I found M curled up in a chair next to the nurse. They were in front of a computer screen, watching the rolling words of a Frank Sinatra song, singing along. I asked if M might be interested in joining the music and movement group. She turned a surprised but keen and bright face to me.
“Really?!
Here?! Dancing?”
Yes,
downstairs, here at the hospital.
The
nurse reassured M that this was indeed so, and I was the dancing lady,
and reassured
me that M could easily and comfortably walk the distance with me. So, after rearranging M’s dressing gown just so – “but I’m not dressed” was her only protest – we sailed off.
M’s steps are light and she glides more than she steps. Her posture is upright and her eyes are searching and curious, even in a face where all expression sometimes drains away. Her smile is luminous, and sparks responding huge smiles from people we pass. She is charming, like a hostess in an P.G. Wodehouse novel. Decorum and grace seep through her bones. She has presence. And yet her face holds a tightness, and an anxious wariness.
As we walk through the hospital, M confesses to me aspects of her relationship with dance, which becomes a tale about a sister whom she protected. I gather the threads of these stories; M’s sentences trail off as her words slip off their shape and identity and become word-like sounds; the gist of the sentence loosens and floats away. The melody of the sentence is there, but the words dissipate. M’s face is animated, and her eyes fill alternatively with tears, and then with laughter and love as she imparts her stories to me.

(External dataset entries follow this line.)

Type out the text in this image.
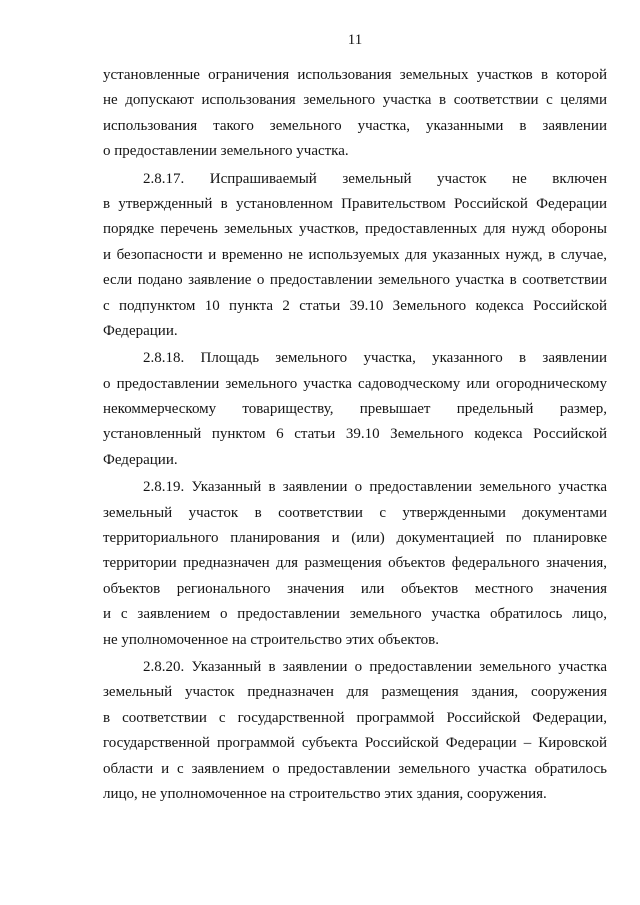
11
установленные ограничения использования земельных участков в которой
не допускают использования земельного участка в соответствии с целями
использования такого земельного участка, указанными в заявлении
о предоставлении земельного участка.
2.8.17. Испрашиваемый земельный участок не включен
в утвержденный в установленном Правительством Российской Федерации
порядке перечень земельных участков, предоставленных для нужд обороны
и безопасности и временно не используемых для указанных нужд, в случае,
если подано заявление о предоставлении земельного участка в соответствии
с подпунктом 10 пункта 2 статьи 39.10 Земельного кодекса Российской
Федерации.
2.8.18. Площадь земельного участка, указанного в заявлении
о предоставлении земельного участка садоводческому или огородническому
некоммерческому товариществу, превышает предельный размер,
установленный пунктом 6 статьи 39.10 Земельного кодекса Российской
Федерации.
2.8.19. Указанный в заявлении о предоставлении земельного участка
земельный участок в соответствии с утвержденными документами
территориального планирования и (или) документацией по планировке
территории предназначен для размещения объектов федерального значения,
объектов регионального значения или объектов местного значения
и с заявлением о предоставлении земельного участка обратилось лицо,
не уполномоченное на строительство этих объектов.
2.8.20. Указанный в заявлении о предоставлении земельного участка
земельный участок предназначен для размещения здания, сооружения
в соответствии с государственной программой Российской Федерации,
государственной программой субъекта Российской Федерации – Кировской
области и с заявлением о предоставлении земельного участка обратилось
лицо, не уполномоченное на строительство этих здания, сооружения.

We reach our dancing space where Debbie my colleague is waiting. We settle and arrange ourselves comfortably in our chairs, and I tell Debbie of M’s great love of dance. I find a first song – a piano piece by Phamie Gow. As the first notes ring out – clear, soft and sweet – M’s eyes widen, and her hand flies to her heart. She leans forward and stares into our eyes, hers filled with wonderment – as if to say, “Really?! This? Music? Here? Now?!” Debbie and I are both startled by the passion and intensity in her eyes – we are moved by her reaction, and have to laugh to express our delight – we too both love music and dance, and completely understand her excitement.
Usually we begin our movement sessions with a calm warm up, carefully leading people into awareness of their body, but M is lit up, and beseeches us, “May I?” and springs from her chair. She catches the melody with her hands, and steps into a current of sound and movement, dancing as if at a ball, nimbly and and elegantly moving across the floor. Debbie swoops and joins in with her, as I quietly and quickly push back the small circle of chairs to give M the space she needs.
M holds out a hand to each of us, and knowingly takes us along the floor, swaying one way, then another, her feet stepping out a quick foxtrot rhythm, her hands tracing beautiful lines. But it is the look on her face that is wonderful. Her face is composed and delighted, smiling with the comfort of one who has arrived and finds themselves thankfully and finally in the right place. She smiles to us encouragingly and affirming that yes isn’t this marvellous, isn’t it wonderful to be dancing together.
When we sit back down again, M tells us with words of thanks how good that was. And yet, across her obvious delight she also expresses her confusion that this is in fact what we are doing, dancing, and how could this marvellous thing be true? Her anxiety arrives as she conveys to us that others would disapprove, oh yes, they wouldn’t understand. They are stupid. Thick. Carefully, she laughs her unkind words away. We reassure her that it is ok to be doing just this, that we are there to move with her, maybe more gently this time? and her
eyes fill with gratitude and calm again.
It is in itself a dance witnessing M become peacefully at one with her dancing self, and then clouding with a sense of wrongness, that she might be misunderstood, that something isn’t quite right. As her words do not deliver entirely, her eyes convey this dance of emotions and feelings. Repeatedly she stops and looks at us as if to read in our eyes that this really is happening. She cries out in recognition when I play songs she loves – Glen Miller, Nat King Cole – ah yes, yes, yes! And she tells us this is lovely, so lovely, so very lovely, and thank you so very much.
On the ward, the staff know that M loves to dance, and in fact she spins off into dancing at all times. But dancing alone, as I witness her once, standing outside the ward doors, she looks like a restless ghost, her attention is inwards, her smile is a polite statement of protection. When she danced with us, together we were able to acknowledge a vital part of herself, she felt our recognition of herself and could be herself, could express some niggling fears. Safe, and comforted by familiarity, she could loosen her carefulness and could restore a real connection with herself and others. We are making no demands of her, we are joining in with her, we are listening, we are real. Where her words fail her, M’s movements are clear, expressive, assured and entirely beautiful. As the hospital competently treat the symptoms of her illness, her depression and apathy have lifted. Dancing with companions have given her the further boost of a sense of wellness and a joyous life-affirming experience, that in M’s case was an essential part of her personality.